And then suddenly, she found herself being maneuvered against the wall, and there he was, all six foot four inches of her outraged stepbrother, staring at her with fire emanating from his eyes.
He was so close she could feel the heat radiating from his body. So close she could smell his scent. Again.
She swallowed hard, and he lifted his hand and wrapped it around her neck, gently, but enough to let her know that he was dangerous. That he could do whatever he wanted right then. Whatever he wanted. Strangle her, kiss her, she wasn’t sure that she would stop him either way. And the realization was terrifying. It all crystallized. That first moment he had ever spoken to her, and it had been like being sliced into, the second time when it had felt that much more intimate, that much deeper. This time, she felt it between her legs. This time, it had formed perfectly into exactly what it had always promised to be. It was real, deep, adult desire mixed with resentment and rage cultivated over the course of years. She had no control. She had been wrong. She had played with this man, and she had only played herself. If he wanted to take her right there against the wall where anyone could walk by, she would let him. And that was the realization that finally made her move.
As soon as she did, he released his hold on her, proving that he had never held her so tightly as it felt like he had. “Don’t play with me,” he said.
She caught her breath. “Maybe we should call a truce.”

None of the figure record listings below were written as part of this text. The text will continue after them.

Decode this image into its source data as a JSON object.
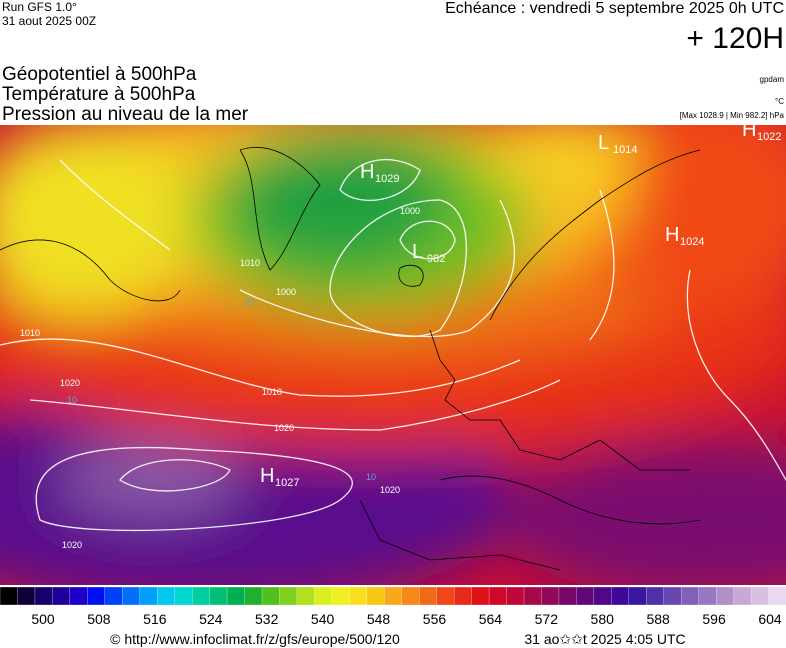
{
  "header": {
    "run": "Run GFS 1.0°",
    "date": "31 aout 2025 00Z",
    "echeance": "Echéance : vendredi 5 septembre 2025 0h UTC",
    "lead": "+ 120H"
  },
  "titles": [
    "Géopotentiel à 500hPa",
    "Température à 500hPa",
    "Pression au niveau de la mer"
  ],
  "units": {
    "geopotential": "gpdam",
    "temperature": "°C",
    "pressure": "[Max 1028.9 | Min 982.2] hPa"
  },
  "centers": [
    {
      "type": "H",
      "value": "1029"
    },
    {
      "type": "L",
      "value": "982"
    },
    {
      "type": "H",
      "value": "1027"
    },
    {
      "type": "H",
      "value": "1024"
    },
    {
      "type": "L",
      "value": "1014"
    },
    {
      "type": "H",
      "value": "1022"
    }
  ],
  "contour_labels": [
    "1000",
    "1010",
    "1020",
    "1020",
    "1020",
    "1010",
    "1020",
    "1010",
    "1000",
    "20",
    "10",
    "10"
  ],
  "colorbar": {
    "labels": [
      "500",
      "508",
      "516",
      "524",
      "532",
      "540",
      "548",
      "556",
      "564",
      "572",
      "580",
      "588",
      "596",
      "604"
    ]
  },
  "footer": {
    "credit": "© http://www.infoclimat.fr/z/gfs/europe/500/120",
    "time": "31 ao✩✩t 2025  4:05 UTC"
  }
}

“You would like that. We are not in school anymore, and I have no investments in this game. But if you think that ignoring you means that I no longer hate you, I wish you to comfort yourself with the fact that I still do. Forever.”
“Same,” she said.
She didn’t stay for dinner. She made arrangements to change the flight plan for her father’s private plane and left an hour later. With the inescapable, lowering realization that Romeo might have actually won.
CHAPTER FIVE
Now
Heather was exhaustedfrom crying. It had been a devastating night. Losing Giuseppe had been inevitable, but she hadn’t really been prepared for it. How could you prepare to lose a parent? She had now done it in two very different ways. Sudden and expected. She couldn’t recommend either one.
The funeral had been planned and coordinated, and executed within a day. She and Romeo hadn’t had to do anything.
Nothing but try to figure out how to go on with the pain of losing their father.
Whatever Romeo thought of her, of her mother, it didn’t matter. Giuseppe was her father in every way that mattered. Losing him left a void she didn’t think could ever be filled.
Losing him was losing her last connection to the Accardi name. To the illusion she’d ever been part of the family. For her it wasn’t about assets.
She wasn’t even sure when the will reading was happening and the specter of it was filling her with anxiety every time she took a breath. Giuseppe had said she got half the estate. Romeo wouldn’t be happy. An understatement, and who knew what other surprises the will would have?
In the meantime, Heather had been fielding phone calls, managing things that she would have expected Romeo to do, but he was remote and even more unfriendly than ever.
She couldn’t wait to be rid of him.
Dealing with him was the bane of her existence. The scourge of her life.
Every embarrassing, humiliating, terrible thing that had happened to her had him tangled up in it. She just…despised him.
Complicating her grief and turning it into an endless tangle of anger on top of everything else.
Things had changed in the years since that last, explosive confrontation between the two of them. They had changed the way they dealt with each other. She had gone back to university after that failed, utterly ill-advised seduction attempt, and thrown herself into her studies. She had changed the sort of people she hung around with. Had switched her major from hospitality to English, and begun pushing toward a career in teaching, which had then shifted to publishing. And which was currently freelance, which gave her an ample amount of freedom, freedom that she knew had only come from the relative privilege she had started out with.
She was the daughter of a cleaner. And the world had opened up to her when her mother had married a wealthy man. She had gotten lost in private school games for a while. She liked to think that she had found a piece of herself from before, and done good work integrating it with the woman that she had become, discarding some parts, clinging to others. She liked to think that she had become a better person. Though whenever she was around Romeo she didn’t feel like a better person. And currently, she didn’t feel better at all.
The doorbell rang, and she went to answer it, not waiting for a member of staff.
She knew the man at the door. Gray haired and serious, it was Marcus Santos, Giuseppe’s attorney.
It was time. The clock was ticking. The will.
“Hello, Mr. Santos.”
“I’m very sorry to hear about your father.”
Heather nodded. “Me too.”
“I’ve come to read the will. He left me strict instructions to do it as quickly as possible because he was worried that things would become acrimonious between yourself and…” His sentence trailed off, his eyes traveling to a place behind Heather. And she knew why. She felt Romeo’s presence without having to turn around.